PBO Estimates 2.6 Million Canadian Households to Experience ‘Core Housing Need’ by 2027
The report says a total of 2.4 million households are already in “core housing need,” which means their home is either in need of major repairs, does not have enough bedrooms for the household size, or is costing them 30 percent or more of their before-tax income.
The PBO says the increasing need is being driven by higher interest rates and inability of the housing stock to keep up with higher immigration levels.
By 2027, the number of families in need of housing will have increased by 926,000 since Ottawa’s National Housing Strategy (NHS) was first launched in 2017. The NHS aims to bring together private and non-profit sectors to create more affordable housing, and has goals of cutting chronic homelessness by 50 percent, building 160,000 new homes, and removing 530,000 families from housing need.
The federal government rapidly increased immigration rates beginning in 2020, resulting in the country’s population increasing from 38 million in July 2020 to an estimated 41.7 million by October 2024.
Available housing has not kept pace, leading to asking rental prices rising from an average of $1,769 per month in September 2020 to $2,193 in September 2024. The average home price in Canada increased from $581,000 to $718,000 over the same period.
According to the report, over the course of the NHS’s 10-year term, the federal government will spend an annual average of $6.1 billion on programs to address housing affordability. This number is a 133 percent increase from the average of $2.6 billion spent in the 10 years prior.
The report said while spending has increased for all NHS programs, the largest share of additional funding has gone to the Canada Mortgage and Housing Corporation’s “Financing for Housing” programs to support the supply of new rental housing, and the repair and renewal of existing rental housing. The programs received a $1.3 billion per annum increase in spending compared with the prior 10 years and accounted for 36 percent of the spending increase.
Meanwhile, the “Assistance for Housing Needs” programs, which provide support targeted to low-income households that would otherwise be in housing need, have seen their funding go up by $499 million per year and accounted for 14 percent of the increase.
Without NHS programs, there would be about 78,000 more households in need of core housing by 2027, according to the report.

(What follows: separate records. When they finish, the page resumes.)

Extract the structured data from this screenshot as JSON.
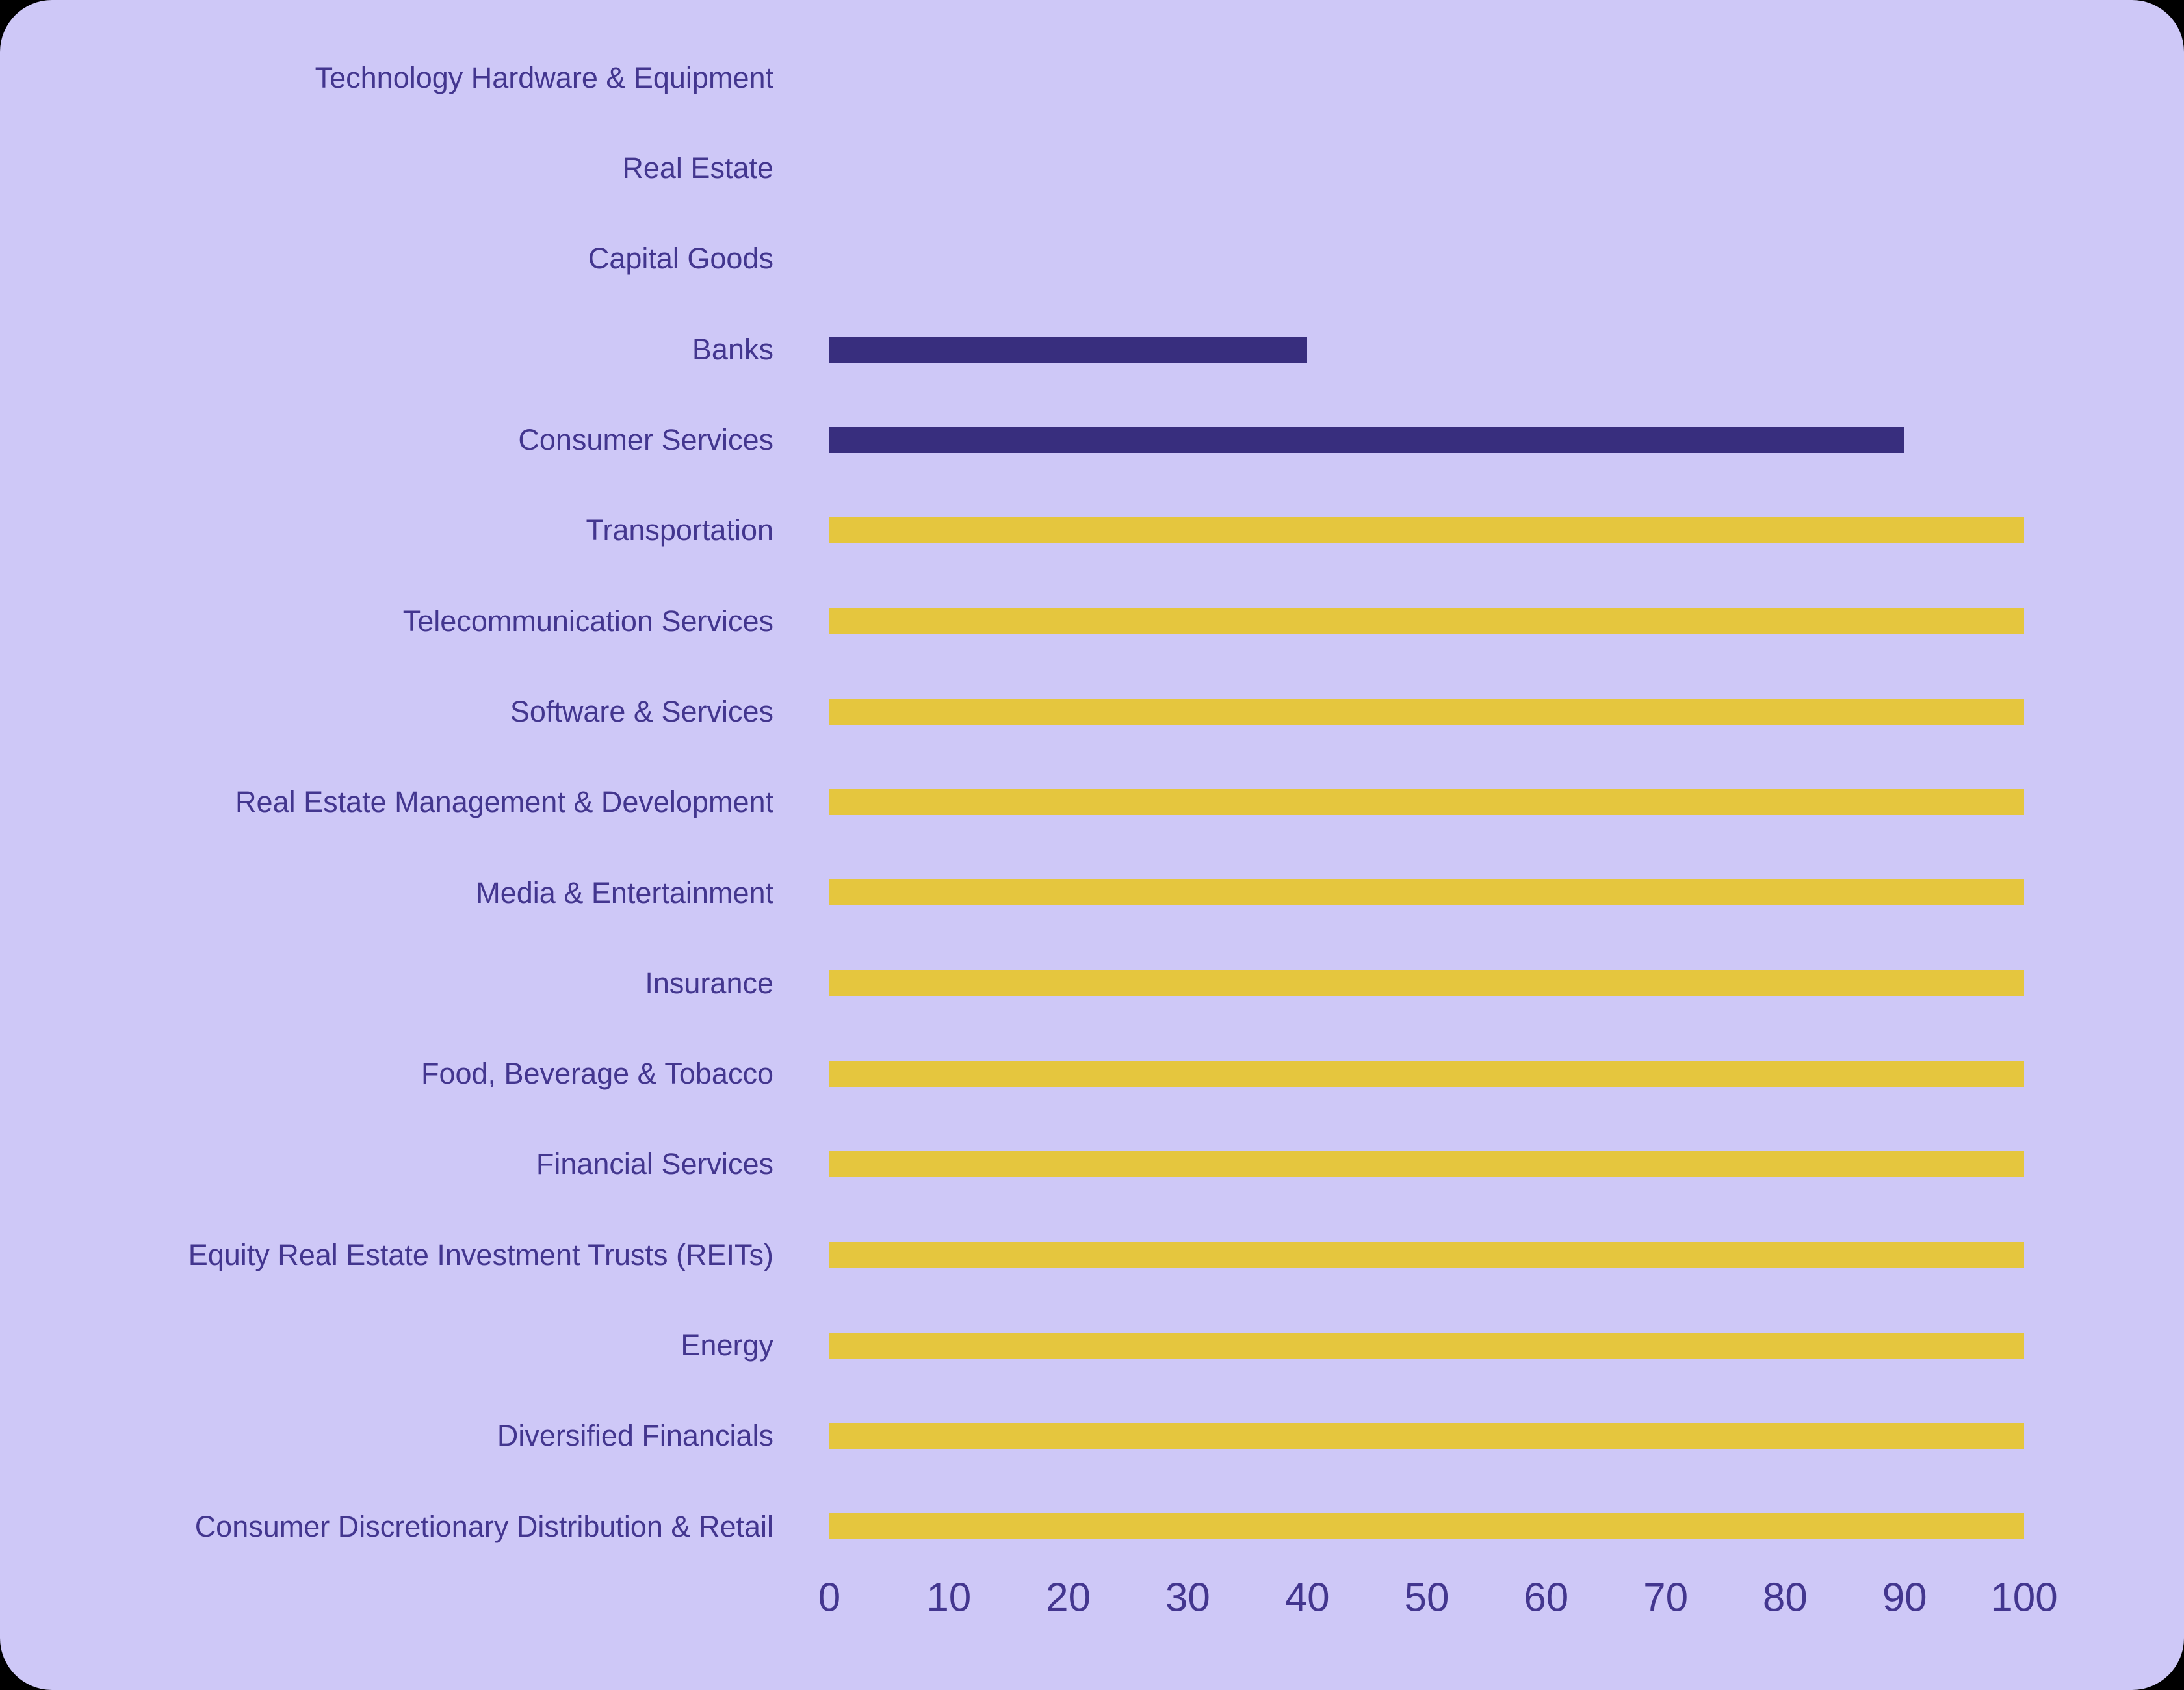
{
  "colors": {
    "page_outside": "#000000",
    "card_background": "#cec8f7",
    "bar_yellow": "#e5c63e",
    "bar_indigo": "#382e7e",
    "label_text": "#43368f",
    "tick_text": "#43368f"
  },
  "chart_data": {
    "type": "bar",
    "orientation": "horizontal",
    "title": "",
    "xlabel": "",
    "ylabel": "",
    "xlim": [
      0,
      100
    ],
    "x_ticks": [
      "0",
      "10",
      "20",
      "30",
      "40",
      "50",
      "60",
      "70",
      "80",
      "90",
      "100"
    ],
    "grid": false,
    "legend": false,
    "categories": [
      "Technology Hardware & Equipment",
      "Real Estate",
      "Capital Goods",
      "Banks",
      "Consumer Services",
      "Transportation",
      "Telecommunication Services",
      "Software & Services",
      "Real Estate Management & Development",
      "Media & Entertainment",
      "Insurance",
      "Food, Beverage & Tobacco",
      "Financial Services",
      "Equity Real Estate Investment Trusts (REITs)",
      "Energy",
      "Diversified Financials",
      "Consumer Discretionary Distribution & Retail"
    ],
    "values": [
      0,
      0,
      0,
      40,
      90,
      100,
      100,
      100,
      100,
      100,
      100,
      100,
      100,
      100,
      100,
      100,
      100
    ],
    "bar_colors": [
      "#382e7e",
      "#382e7e",
      "#382e7e",
      "#382e7e",
      "#382e7e",
      "#e5c63e",
      "#e5c63e",
      "#e5c63e",
      "#e5c63e",
      "#e5c63e",
      "#e5c63e",
      "#e5c63e",
      "#e5c63e",
      "#e5c63e",
      "#e5c63e",
      "#e5c63e",
      "#e5c63e"
    ]
  }
}
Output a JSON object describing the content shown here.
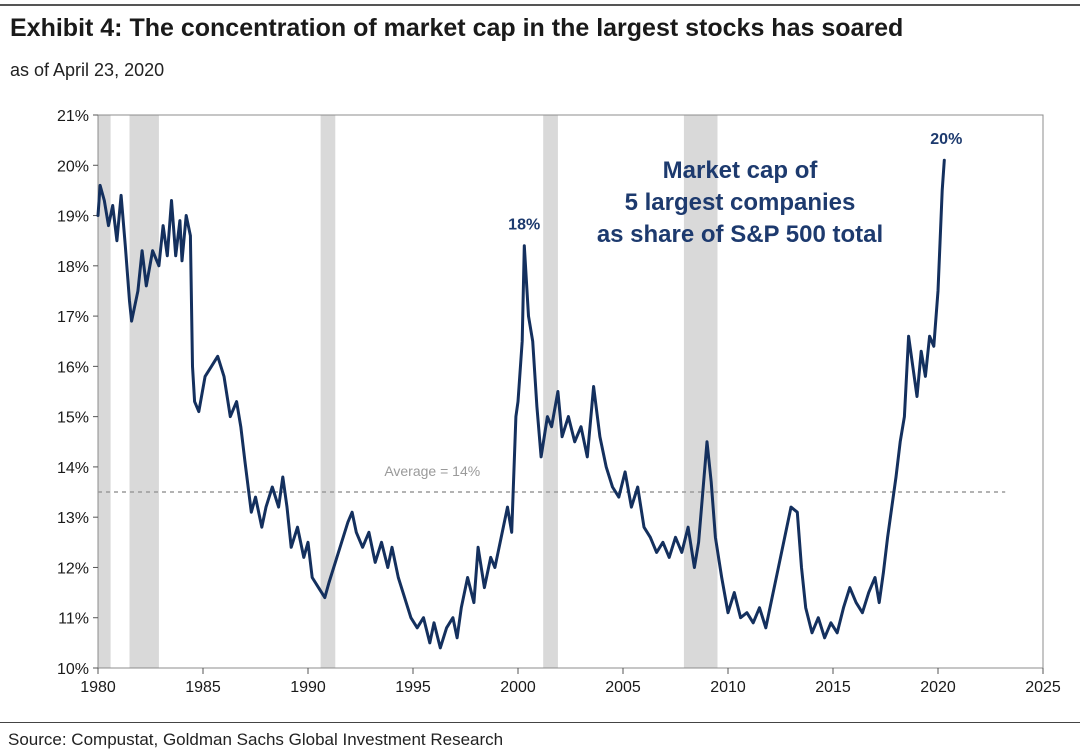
{
  "header": {
    "title": "Exhibit 4: The concentration of market cap in the largest stocks has soared",
    "subtitle": "as of April 23, 2020"
  },
  "footer": {
    "source": "Source: Compustat, Goldman Sachs Global Investment Research"
  },
  "colors": {
    "line": "#14305e",
    "label": "#1d3a6e",
    "recession": "#d9d9d9",
    "average": "#9a9a9a"
  },
  "chart_data": {
    "type": "line",
    "title": "Market cap of 5 largest companies as share of S&P 500 total",
    "annotation_lines": [
      "Market cap of",
      "5 largest companies",
      "as share of S&P 500 total"
    ],
    "xlabel": "",
    "ylabel": "",
    "xlim": [
      1980,
      2025
    ],
    "ylim": [
      10,
      21
    ],
    "x_ticks": [
      1980,
      1985,
      1990,
      1995,
      2000,
      2005,
      2010,
      2015,
      2020,
      2025
    ],
    "y_ticks": [
      10,
      11,
      12,
      13,
      14,
      15,
      16,
      17,
      18,
      19,
      20,
      21
    ],
    "y_tick_labels": [
      "10%",
      "11%",
      "12%",
      "13%",
      "14%",
      "15%",
      "16%",
      "17%",
      "18%",
      "19%",
      "20%",
      "21%"
    ],
    "average": {
      "value": 13.5,
      "label": "Average = 14%"
    },
    "point_labels": [
      {
        "x": 2000.2,
        "y": 18.4,
        "text": "18%"
      },
      {
        "x": 2020.3,
        "y": 20.1,
        "text": "20%"
      }
    ],
    "recessions": [
      [
        1980.0,
        1980.6
      ],
      [
        1981.5,
        1982.9
      ],
      [
        1990.6,
        1991.3
      ],
      [
        2001.2,
        2001.9
      ],
      [
        2007.9,
        2009.5
      ]
    ],
    "series": [
      {
        "name": "Market cap of 5 largest companies as share of S&P 500 total",
        "points": [
          [
            1980.0,
            19.0
          ],
          [
            1980.1,
            19.6
          ],
          [
            1980.3,
            19.3
          ],
          [
            1980.5,
            18.8
          ],
          [
            1980.7,
            19.2
          ],
          [
            1980.9,
            18.5
          ],
          [
            1981.1,
            19.4
          ],
          [
            1981.3,
            18.4
          ],
          [
            1981.5,
            17.3
          ],
          [
            1981.6,
            16.9
          ],
          [
            1981.9,
            17.5
          ],
          [
            1982.1,
            18.3
          ],
          [
            1982.3,
            17.6
          ],
          [
            1982.6,
            18.3
          ],
          [
            1982.9,
            18.0
          ],
          [
            1983.1,
            18.8
          ],
          [
            1983.3,
            18.2
          ],
          [
            1983.5,
            19.3
          ],
          [
            1983.7,
            18.2
          ],
          [
            1983.9,
            18.9
          ],
          [
            1984.0,
            18.1
          ],
          [
            1984.2,
            19.0
          ],
          [
            1984.4,
            18.6
          ],
          [
            1984.5,
            16.0
          ],
          [
            1984.6,
            15.3
          ],
          [
            1984.8,
            15.1
          ],
          [
            1985.1,
            15.8
          ],
          [
            1985.4,
            16.0
          ],
          [
            1985.7,
            16.2
          ],
          [
            1986.0,
            15.8
          ],
          [
            1986.3,
            15.0
          ],
          [
            1986.6,
            15.3
          ],
          [
            1986.8,
            14.8
          ],
          [
            1987.0,
            14.1
          ],
          [
            1987.3,
            13.1
          ],
          [
            1987.5,
            13.4
          ],
          [
            1987.8,
            12.8
          ],
          [
            1988.0,
            13.2
          ],
          [
            1988.3,
            13.6
          ],
          [
            1988.6,
            13.2
          ],
          [
            1988.8,
            13.8
          ],
          [
            1989.0,
            13.2
          ],
          [
            1989.2,
            12.4
          ],
          [
            1989.5,
            12.8
          ],
          [
            1989.8,
            12.2
          ],
          [
            1990.0,
            12.5
          ],
          [
            1990.2,
            11.8
          ],
          [
            1990.5,
            11.6
          ],
          [
            1990.8,
            11.4
          ],
          [
            1991.0,
            11.7
          ],
          [
            1991.3,
            12.1
          ],
          [
            1991.6,
            12.5
          ],
          [
            1991.9,
            12.9
          ],
          [
            1992.1,
            13.1
          ],
          [
            1992.3,
            12.7
          ],
          [
            1992.6,
            12.4
          ],
          [
            1992.9,
            12.7
          ],
          [
            1993.2,
            12.1
          ],
          [
            1993.5,
            12.5
          ],
          [
            1993.8,
            12.0
          ],
          [
            1994.0,
            12.4
          ],
          [
            1994.3,
            11.8
          ],
          [
            1994.6,
            11.4
          ],
          [
            1994.9,
            11.0
          ],
          [
            1995.2,
            10.8
          ],
          [
            1995.5,
            11.0
          ],
          [
            1995.8,
            10.5
          ],
          [
            1996.0,
            10.9
          ],
          [
            1996.3,
            10.4
          ],
          [
            1996.6,
            10.8
          ],
          [
            1996.9,
            11.0
          ],
          [
            1997.1,
            10.6
          ],
          [
            1997.3,
            11.2
          ],
          [
            1997.6,
            11.8
          ],
          [
            1997.9,
            11.3
          ],
          [
            1998.1,
            12.4
          ],
          [
            1998.4,
            11.6
          ],
          [
            1998.7,
            12.2
          ],
          [
            1998.9,
            12.0
          ],
          [
            1999.2,
            12.6
          ],
          [
            1999.5,
            13.2
          ],
          [
            1999.7,
            12.7
          ],
          [
            1999.9,
            15.0
          ],
          [
            2000.0,
            15.3
          ],
          [
            2000.2,
            16.5
          ],
          [
            2000.3,
            18.4
          ],
          [
            2000.5,
            17.0
          ],
          [
            2000.7,
            16.5
          ],
          [
            2000.9,
            15.2
          ],
          [
            2001.1,
            14.2
          ],
          [
            2001.4,
            15.0
          ],
          [
            2001.6,
            14.8
          ],
          [
            2001.9,
            15.5
          ],
          [
            2002.1,
            14.6
          ],
          [
            2002.4,
            15.0
          ],
          [
            2002.7,
            14.5
          ],
          [
            2003.0,
            14.8
          ],
          [
            2003.3,
            14.2
          ],
          [
            2003.6,
            15.6
          ],
          [
            2003.9,
            14.6
          ],
          [
            2004.2,
            14.0
          ],
          [
            2004.5,
            13.6
          ],
          [
            2004.8,
            13.4
          ],
          [
            2005.1,
            13.9
          ],
          [
            2005.4,
            13.2
          ],
          [
            2005.7,
            13.6
          ],
          [
            2006.0,
            12.8
          ],
          [
            2006.3,
            12.6
          ],
          [
            2006.6,
            12.3
          ],
          [
            2006.9,
            12.5
          ],
          [
            2007.2,
            12.2
          ],
          [
            2007.5,
            12.6
          ],
          [
            2007.8,
            12.3
          ],
          [
            2008.1,
            12.8
          ],
          [
            2008.4,
            12.0
          ],
          [
            2008.6,
            12.5
          ],
          [
            2008.8,
            13.5
          ],
          [
            2009.0,
            14.5
          ],
          [
            2009.2,
            13.7
          ],
          [
            2009.4,
            12.6
          ],
          [
            2009.7,
            11.8
          ],
          [
            2010.0,
            11.1
          ],
          [
            2010.3,
            11.5
          ],
          [
            2010.6,
            11.0
          ],
          [
            2010.9,
            11.1
          ],
          [
            2011.2,
            10.9
          ],
          [
            2011.5,
            11.2
          ],
          [
            2011.8,
            10.8
          ],
          [
            2012.1,
            11.4
          ],
          [
            2012.4,
            12.0
          ],
          [
            2012.7,
            12.6
          ],
          [
            2013.0,
            13.2
          ],
          [
            2013.3,
            13.1
          ],
          [
            2013.5,
            12.0
          ],
          [
            2013.7,
            11.2
          ],
          [
            2014.0,
            10.7
          ],
          [
            2014.3,
            11.0
          ],
          [
            2014.6,
            10.6
          ],
          [
            2014.9,
            10.9
          ],
          [
            2015.2,
            10.7
          ],
          [
            2015.5,
            11.2
          ],
          [
            2015.8,
            11.6
          ],
          [
            2016.1,
            11.3
          ],
          [
            2016.4,
            11.1
          ],
          [
            2016.7,
            11.5
          ],
          [
            2017.0,
            11.8
          ],
          [
            2017.2,
            11.3
          ],
          [
            2017.4,
            11.9
          ],
          [
            2017.6,
            12.6
          ],
          [
            2017.8,
            13.2
          ],
          [
            2018.0,
            13.8
          ],
          [
            2018.2,
            14.5
          ],
          [
            2018.4,
            15.0
          ],
          [
            2018.6,
            16.6
          ],
          [
            2018.8,
            16.0
          ],
          [
            2019.0,
            15.4
          ],
          [
            2019.2,
            16.3
          ],
          [
            2019.4,
            15.8
          ],
          [
            2019.6,
            16.6
          ],
          [
            2019.8,
            16.4
          ],
          [
            2020.0,
            17.5
          ],
          [
            2020.1,
            18.5
          ],
          [
            2020.2,
            19.5
          ],
          [
            2020.3,
            20.1
          ]
        ]
      }
    ]
  }
}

It said most of that reduction is attributable to federal contributions towards the provinces’ and territories’ capacity to provide income-adjusted housing to lower-income households.
The report also estimates that the federal government will give up an average of $11.4 billion in tax revenue annually to support housing affordability.
“Over the term of Canada’s NHS, total expenditures to support housing affordability are estimated to be 76% higher than the prior 10 years,” the report said.
Housing affordability has been a priority for the Liberal government in recent years, introducing related policies such as lifting the GST on purpose-built rental projects to incentivize developers to build more rentals, adding $15 billion to the apartment construction loan financing program, making an additional $400 million investment into the Housing Accelerator Fund, and introducing a Tax-Free First Home Savings Account.
Ahead of the Fall Economic Statement set to be released on Dec. 16, the federal government announced it will double the loan limit for the Canada Secondary Suite Loan Program to $80,000, and launch the program in early 2025, while also allowing homeowners to refinance with insured mortgages to help cover the cost of adding a secondary suite.
“This is just one of many measures in the 2024 Fall Economic Statement to build more homes, faster,” the government said.